Jean-Louis Ravoux et André Clary sont les Maîtres de cérémonie pour les devinettes en provençal du "qu'es acò ?" (Photo Hélène Lambert)
Et il faut aussi des Maîtres de Cérémonie qui adorent parler en provençal, suscitent des questions dans cette langue et nous fassent languir de perplexité avant de donner éventuellement notre langue au chat en désespoir de cause. Ils ne dédaignent pas un minimum de traduction vers le français (ou vice-versa) pour aider les malheureux qui ne comprennent pas grand-chose à la belle langue provençale.
Ils ont un humour d’une grande fraîcheur et savent présenter les choses dans la joie et la bonne humeur en faisant durer le suspense le plus longtemps possible. Ces deux-là nous les avons: Jean-Louis Ravoux et André Clary! Nous leur devons beaucoup pour la réussite de notre ”qu’es acò ?”. Merci à eux!
Jacqueline Ramel chante et joue de la guitare
Merci de tout coeur à Jacqueline pour cette animation talentueuse de la veillée par de très beaux chants et les sons de sa guitare. Nous avons beaucoup aimé sa voix et espérons qu’elle enchantera encore nos veillées dans le futur!
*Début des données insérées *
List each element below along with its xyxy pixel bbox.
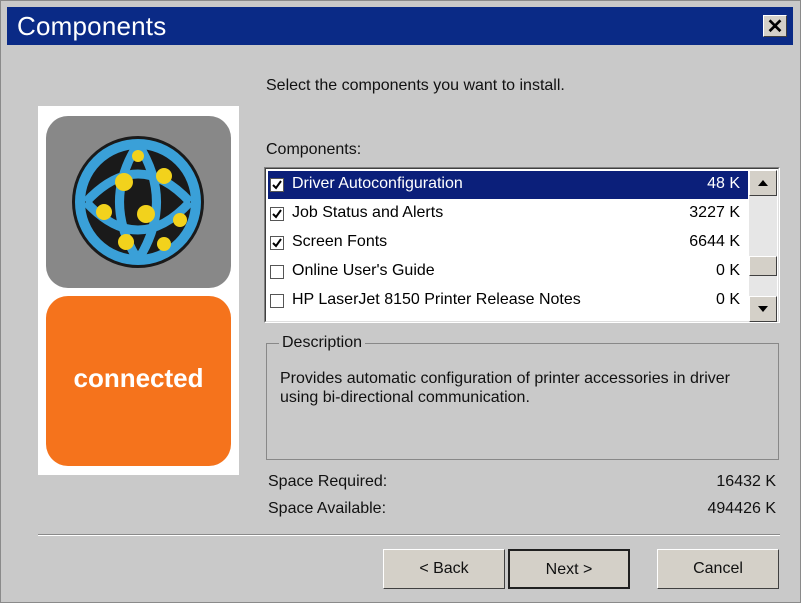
components-dialog: Components ✕ connected Select the compon… — [0, 0, 801, 603]
component-name: Online User's Guide — [292, 262, 435, 279]
component-checkbox[interactable] — [270, 207, 284, 221]
component-size: 6644 K — [689, 233, 740, 250]
components-list[interactable]: Driver Autoconfiguration 48 K Job Status a… — [264, 167, 780, 323]
brand-sidebar: connected — [38, 106, 239, 475]
component-size: 0 K — [715, 262, 740, 279]
component-row[interactable]: Online User's Guide 0 K — [268, 258, 748, 286]
component-checkbox[interactable] — [270, 178, 284, 192]
component-checkbox[interactable] — [270, 236, 284, 250]
component-size: 48 K — [707, 175, 740, 192]
next-button[interactable]: Next > — [508, 549, 630, 589]
network-globe-icon — [72, 136, 204, 268]
close-button[interactable]: ✕ — [763, 15, 787, 38]
components-label: Components: — [266, 141, 362, 158]
components-scrollbar[interactable] — [749, 170, 777, 322]
description-group: Description Provides automatic configura… — [266, 334, 779, 460]
space-required-value: 16432 K — [716, 473, 776, 490]
component-row[interactable]: Screen Fonts 6644 K — [268, 229, 748, 257]
dialog-title: Components — [17, 11, 167, 41]
component-row[interactable]: Driver Autoconfiguration 48 K — [268, 171, 748, 199]
description-title: Description — [279, 334, 366, 352]
component-name: Job Status and Alerts — [292, 204, 444, 221]
button-separator — [38, 534, 780, 536]
component-row[interactable]: HP LaserJet 8150 Printer Release Notes 0 … — [268, 287, 748, 315]
instruction-text: Select the components you want to instal… — [266, 77, 565, 94]
space-available-label: Space Available: — [268, 500, 387, 517]
checkmark-icon — [272, 209, 282, 219]
component-size: 3227 K — [689, 204, 740, 221]
component-size: 0 K — [715, 291, 740, 308]
component-name: Driver Autoconfiguration — [292, 175, 463, 192]
scroll-down-button[interactable] — [749, 296, 777, 322]
scroll-thumb[interactable] — [749, 256, 777, 276]
space-required-label: Space Required: — [268, 473, 388, 490]
component-checkbox[interactable] — [270, 294, 284, 308]
checkmark-icon — [272, 180, 282, 190]
component-row[interactable]: Job Status and Alerts 3227 K — [268, 200, 748, 228]
title-bar: Components ✕ — [7, 7, 793, 45]
back-button[interactable]: < Back — [383, 549, 505, 589]
component-name: HP LaserJet 8150 Printer Release Notes — [292, 291, 581, 308]
components-list-frame: Driver Autoconfiguration 48 K Job Status a… — [265, 168, 779, 322]
connected-logo-text: connected — [73, 363, 204, 393]
arrow-down-icon — [758, 306, 768, 312]
cancel-button[interactable]: Cancel — [657, 549, 779, 589]
space-available-value: 494426 K — [707, 500, 776, 517]
connected-logo: connected — [46, 296, 231, 466]
close-icon: ✕ — [766, 16, 784, 38]
description-text: Provides automatic configuration of prin… — [280, 370, 730, 406]
scroll-up-button[interactable] — [749, 170, 777, 196]
arrow-up-icon — [758, 180, 768, 186]
globe-tile — [46, 116, 231, 288]
component-name: Screen Fonts — [292, 233, 388, 250]
checkmark-icon — [272, 238, 282, 248]
component-checkbox[interactable] — [270, 265, 284, 279]
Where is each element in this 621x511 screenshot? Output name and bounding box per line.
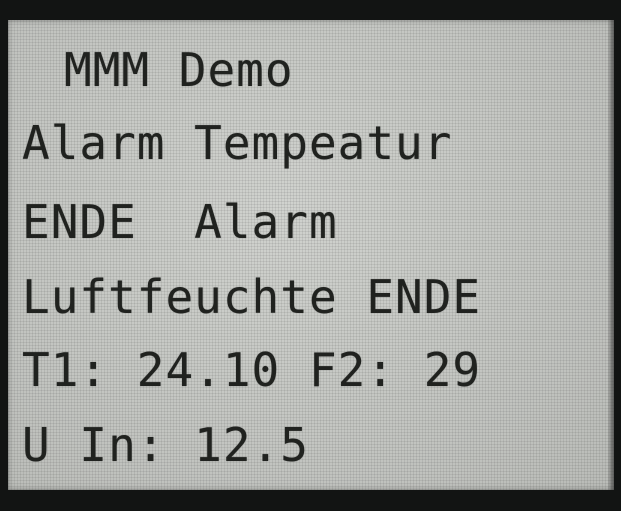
lcd-screen: MMM Demo Alarm Tempeatur ENDE Alarm Luft… bbox=[8, 20, 614, 490]
title-line: MMM Demo bbox=[64, 43, 294, 97]
alarm-temperature-line: Alarm Tempeatur bbox=[22, 116, 453, 170]
temperature-humidity-reading: T1: 24.10 F2: 29 bbox=[22, 343, 482, 397]
end-alarm-line: ENDE Alarm bbox=[22, 195, 338, 249]
input-voltage-reading: U In: 12.5 bbox=[22, 418, 309, 472]
lcd-shadow-edge bbox=[608, 20, 614, 490]
humidity-end-line: Luftfeuchte ENDE bbox=[22, 270, 482, 324]
device-bezel: MMM Demo Alarm Tempeatur ENDE Alarm Luft… bbox=[0, 0, 621, 511]
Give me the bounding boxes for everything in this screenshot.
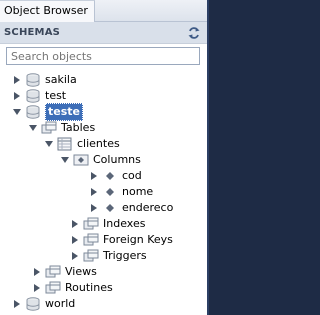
tree-node-label: Indexes (103, 217, 146, 230)
expand-arrow-icon[interactable] (89, 203, 99, 213)
column-icon (106, 204, 114, 212)
panel-titlebar: Object Browser (0, 0, 207, 22)
table-icon (57, 137, 72, 151)
routines-folder-icon (45, 281, 61, 294)
tree-node-routines[interactable]: Routines (32, 280, 113, 296)
tree-node-sakila[interactable]: sakila (12, 72, 77, 88)
database-icon (26, 297, 40, 311)
tree-node-label: test (45, 89, 67, 102)
panel-title: Object Browser (4, 3, 88, 17)
refresh-icon[interactable] (187, 26, 201, 40)
panel-title-tab[interactable]: Object Browser (0, 0, 95, 22)
tree-node-label: Foreign Keys (103, 233, 173, 246)
expand-arrow-icon[interactable] (70, 251, 80, 261)
triggers-folder-icon (83, 249, 99, 262)
tree-node-column-cod[interactable]: cod (89, 168, 142, 184)
tree-node-label: Tables (61, 121, 96, 134)
tree-node-views[interactable]: Views (32, 264, 97, 280)
tree-node-teste[interactable]: teste (12, 103, 83, 121)
tree-node-test[interactable]: test (12, 88, 66, 104)
tree-node-world[interactable]: world (12, 296, 75, 312)
search-container (0, 44, 207, 68)
expand-arrow-icon[interactable] (89, 187, 99, 197)
tables-folder-icon (41, 121, 57, 134)
collapse-arrow-icon[interactable] (12, 107, 22, 117)
columns-folder-icon (73, 154, 89, 166)
tree-node-label: Routines (65, 281, 113, 294)
tree-node-label: Triggers (103, 249, 147, 262)
expand-arrow-icon[interactable] (12, 91, 22, 101)
tree-node-label: clientes (77, 137, 120, 150)
schemas-header: SCHEMAS (0, 22, 207, 44)
column-icon (106, 188, 114, 196)
tree-node-triggers[interactable]: Triggers (70, 248, 147, 264)
tree-node-label: sakila (45, 73, 77, 86)
expand-arrow-icon[interactable] (32, 267, 42, 277)
views-folder-icon (45, 265, 61, 278)
expand-arrow-icon[interactable] (89, 171, 99, 181)
tree-node-tables[interactable]: Tables (28, 120, 95, 136)
tree-node-label: Columns (93, 153, 141, 166)
tree-node-indexes[interactable]: Indexes (70, 216, 145, 232)
foreign-keys-folder-icon (83, 233, 99, 246)
tree-node-columns[interactable]: Columns (60, 152, 141, 168)
database-icon (26, 73, 40, 87)
tree-node-label: Views (65, 265, 97, 278)
expand-arrow-icon[interactable] (70, 235, 80, 245)
collapse-arrow-icon[interactable] (28, 123, 38, 133)
expand-arrow-icon[interactable] (12, 299, 22, 309)
expand-arrow-icon[interactable] (12, 75, 22, 85)
schemas-label: SCHEMAS (4, 27, 61, 38)
tree-node-label: nome (122, 185, 154, 198)
indexes-folder-icon (83, 217, 99, 230)
tree-node-column-endereco[interactable]: endereco (89, 200, 173, 216)
column-icon (106, 172, 114, 180)
tree-node-column-nome[interactable]: nome (89, 184, 153, 200)
expand-arrow-icon[interactable] (32, 283, 42, 293)
expand-arrow-icon[interactable] (70, 219, 80, 229)
tree-node-label: cod (122, 169, 142, 182)
object-browser-panel: Object Browser SCHEMAS sakila (0, 0, 209, 315)
tree-node-clientes[interactable]: clientes (44, 136, 120, 152)
tree-node-foreign-keys[interactable]: Foreign Keys (70, 232, 173, 248)
search-input[interactable] (6, 47, 200, 65)
collapse-arrow-icon[interactable] (60, 155, 70, 165)
tree-node-label: world (45, 297, 76, 310)
database-icon (26, 89, 40, 103)
tree-node-label: endereco (122, 201, 174, 214)
collapse-arrow-icon[interactable] (44, 139, 54, 149)
tree-node-label-selected: teste (45, 103, 83, 121)
database-icon (26, 105, 40, 119)
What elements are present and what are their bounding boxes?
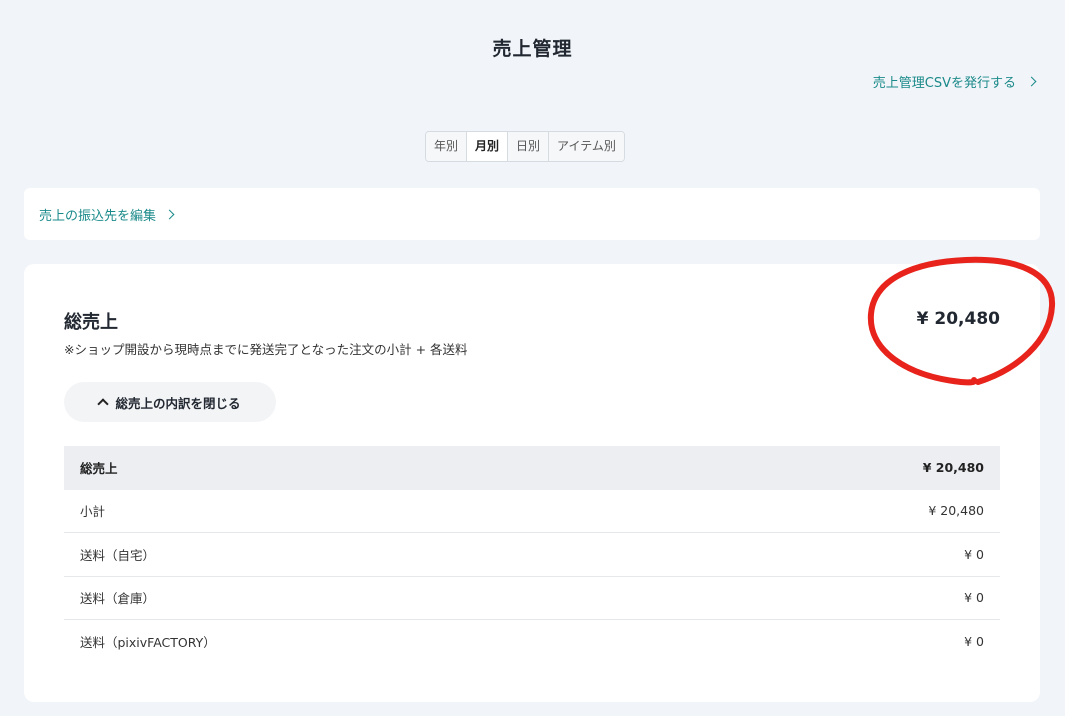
chevron-right-icon [164, 209, 175, 219]
breakdown-row-shipping-home: 送料（自宅） ¥ 0 [64, 533, 1000, 577]
tab-daily[interactable]: 日別 [508, 132, 550, 161]
close-breakdown-label: 総売上の内訳を閉じる [115, 395, 241, 411]
breakdown-label: 送料（pixivFACTORY） [80, 635, 216, 651]
breakdown-row-shipping-factory: 送料（pixivFACTORY） ¥ 0 [64, 620, 1000, 664]
breakdown-label: 送料（倉庫） [80, 591, 156, 607]
breakdown-row-shipping-warehouse: 送料（倉庫） ¥ 0 [64, 577, 1000, 620]
breakdown-label: 送料（自宅） [80, 547, 156, 563]
csv-export-link-label: 売上管理CSVを発行する [872, 76, 1016, 91]
edit-transfer-link[interactable]: 売上の振込先を編集 [39, 205, 175, 224]
period-tabs: 年別 月別 日別 アイテム別 [425, 131, 625, 162]
total-sales-amount: ¥ 20,480 [916, 309, 1000, 329]
transfer-card: 売上の振込先を編集 [24, 188, 1040, 240]
tab-monthly[interactable]: 月別 [467, 132, 509, 161]
page-title: 売上管理 [492, 38, 573, 60]
edit-transfer-link-label: 売上の振込先を編集 [39, 208, 157, 224]
total-sales-card: 総売上 ※ショップ開設から現時点までに発送完了となった注文の小計 + 各送料 ¥… [24, 264, 1040, 702]
tab-by-item[interactable]: アイテム別 [549, 132, 624, 161]
breakdown-value: ¥ 0 [964, 546, 984, 562]
breakdown-value: ¥ 20,480 [922, 460, 984, 476]
close-breakdown-button[interactable]: 総売上の内訳を閉じる [64, 382, 276, 422]
breakdown-row-subtotal: 小計 ¥ 20,480 [64, 490, 1000, 533]
chevron-up-icon [97, 398, 110, 410]
breakdown-label: 総売上 [80, 461, 118, 477]
breakdown-value: ¥ 0 [964, 590, 984, 606]
total-sales-note: ※ショップ開設から現時点までに発送完了となった注文の小計 + 各送料 [64, 342, 468, 357]
breakdown-value: ¥ 0 [964, 634, 984, 650]
breakdown-row-total: 総売上 ¥ 20,480 [64, 446, 1000, 490]
tab-yearly[interactable]: 年別 [426, 132, 468, 161]
breakdown-label: 小計 [80, 504, 106, 520]
breakdown-value: ¥ 20,480 [928, 503, 984, 519]
total-sales-title: 総売上 [64, 312, 118, 333]
chevron-right-icon [1026, 76, 1037, 87]
csv-export-link[interactable]: 売上管理CSVを発行する [872, 72, 1037, 91]
breakdown-table: 総売上 ¥ 20,480 小計 ¥ 20,480 送料（自宅） ¥ 0 送料（倉… [64, 446, 1000, 664]
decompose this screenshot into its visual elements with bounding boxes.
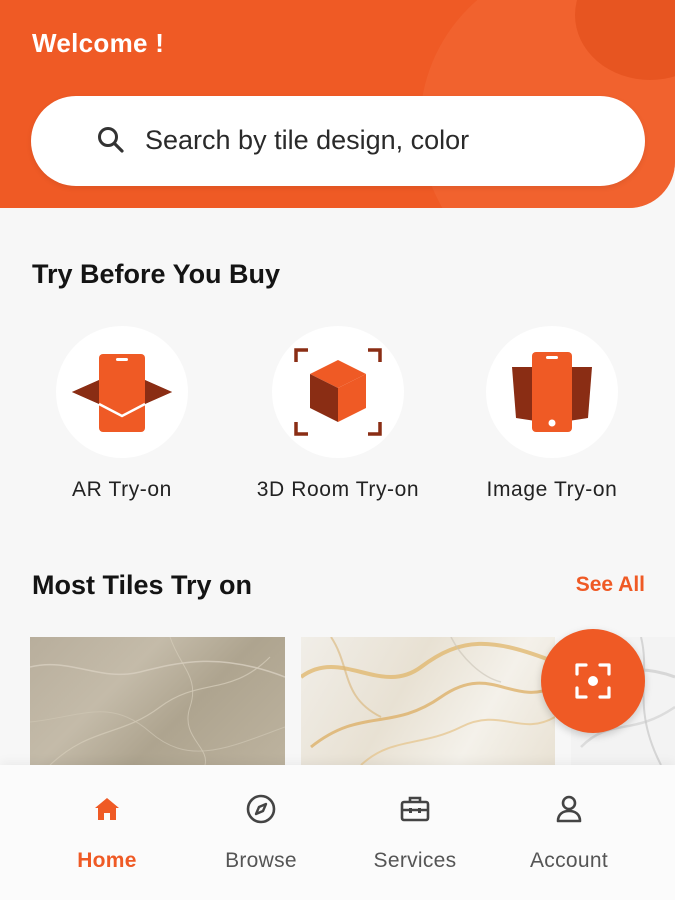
3d-room-try-on-button[interactable]: 3D Room Try-on [238, 326, 438, 502]
scan-icon [575, 663, 611, 699]
user-icon [556, 795, 582, 823]
welcome-title: Welcome ! [32, 28, 165, 58]
image-try-on-label: Image Try-on [486, 478, 618, 501]
see-all-link[interactable]: See All [576, 573, 645, 597]
beige-marble-tile[interactable] [30, 637, 285, 765]
nav-label-browse: Browse [225, 849, 297, 872]
most-tiles-title: Most Tiles Try on [32, 570, 253, 600]
marble-veins [301, 637, 555, 765]
nav-item-services[interactable]: Services [340, 765, 490, 900]
ar-phone-icon [72, 354, 172, 432]
gold-veined-white-marble-tile[interactable] [301, 637, 555, 765]
3d-room-try-on-label: 3D Room Try-on [256, 478, 420, 501]
nav-label-services: Services [373, 849, 457, 872]
image-phone-icon [512, 352, 592, 432]
ar-try-on-label: AR Try-on [72, 478, 172, 501]
compass-icon [246, 794, 276, 824]
3d-cube-icon [294, 348, 382, 436]
3d-room-try-on-circle [272, 326, 404, 458]
home-icon [95, 798, 119, 820]
nav-label-account: Account [530, 849, 608, 872]
scan-fab-button[interactable] [541, 629, 645, 733]
image-try-on-circle [486, 326, 618, 458]
nav-label-home: Home [77, 849, 137, 872]
search-icon [98, 127, 124, 153]
try-before-you-buy-title: Try Before You Buy [32, 259, 281, 289]
toolbox-icon [400, 796, 430, 822]
ar-try-on-circle [56, 326, 188, 458]
search-bar[interactable] [31, 96, 645, 186]
marble-veins [30, 637, 285, 765]
bottom-navigation: Home Browse Services Account [0, 765, 675, 900]
image-try-on-button[interactable]: Image Try-on [452, 326, 652, 502]
nav-item-browse[interactable]: Browse [186, 765, 336, 900]
nav-item-home[interactable]: Home [32, 765, 182, 900]
search-input[interactable] [145, 118, 615, 162]
nav-item-account[interactable]: Account [494, 765, 644, 900]
ar-try-on-button[interactable]: AR Try-on [22, 326, 222, 502]
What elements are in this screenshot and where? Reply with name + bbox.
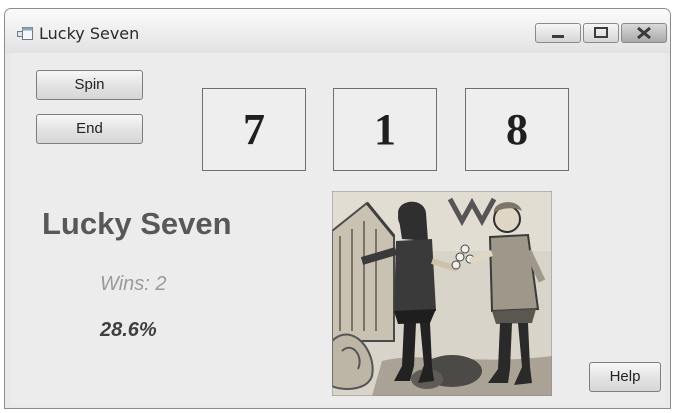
help-button[interactable]: Help	[589, 362, 661, 392]
medieval-coin-picture	[332, 191, 552, 396]
wins-label: Wins: 2	[100, 273, 167, 295]
spin-button[interactable]: Spin	[36, 70, 143, 100]
window-title: Lucky Seven	[39, 24, 140, 43]
minimize-icon	[552, 35, 564, 38]
maximize-icon	[594, 27, 608, 38]
maximize-button[interactable]	[583, 23, 619, 43]
app-window-icon	[17, 27, 33, 40]
title-bar[interactable]: Lucky Seven	[5, 9, 670, 53]
end-button[interactable]: End	[36, 114, 143, 144]
app-heading: Lucky Seven	[42, 206, 232, 241]
close-icon	[637, 26, 651, 40]
minimize-button[interactable]	[535, 23, 581, 43]
slot-3: 8	[465, 88, 569, 171]
slot-2: 1	[333, 88, 437, 171]
client-area: Spin End 7 1 8 Lucky Seven Wins: 2 28.6%	[11, 53, 665, 405]
app-window: Lucky Seven Spin End 7 1 8 Lucky Seven W…	[4, 8, 671, 409]
slot-1: 7	[202, 88, 306, 171]
win-percentage-label: 28.6%	[100, 319, 157, 341]
close-button[interactable]	[621, 23, 667, 43]
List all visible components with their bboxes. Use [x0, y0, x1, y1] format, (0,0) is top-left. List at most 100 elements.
Je remercie Jacqueline et Jean Louis Ramel pour leur participation au “qu’es acò ?”. Jacqueline chante superbement en provençal (ceux d’ ici disent “patois”) des chansons connues des anciens qui furent des découvertes pour moi et beaucoup de participants. Elle se produit en concert de chansons provençales, en solo accompagnée de sa guitare et aussi en groupe orchestral.
Jean-Louis collecte les chansons locales en provençal : échanges fructueux lors de la veillée avec Lucienne Roux dite “Lulu”.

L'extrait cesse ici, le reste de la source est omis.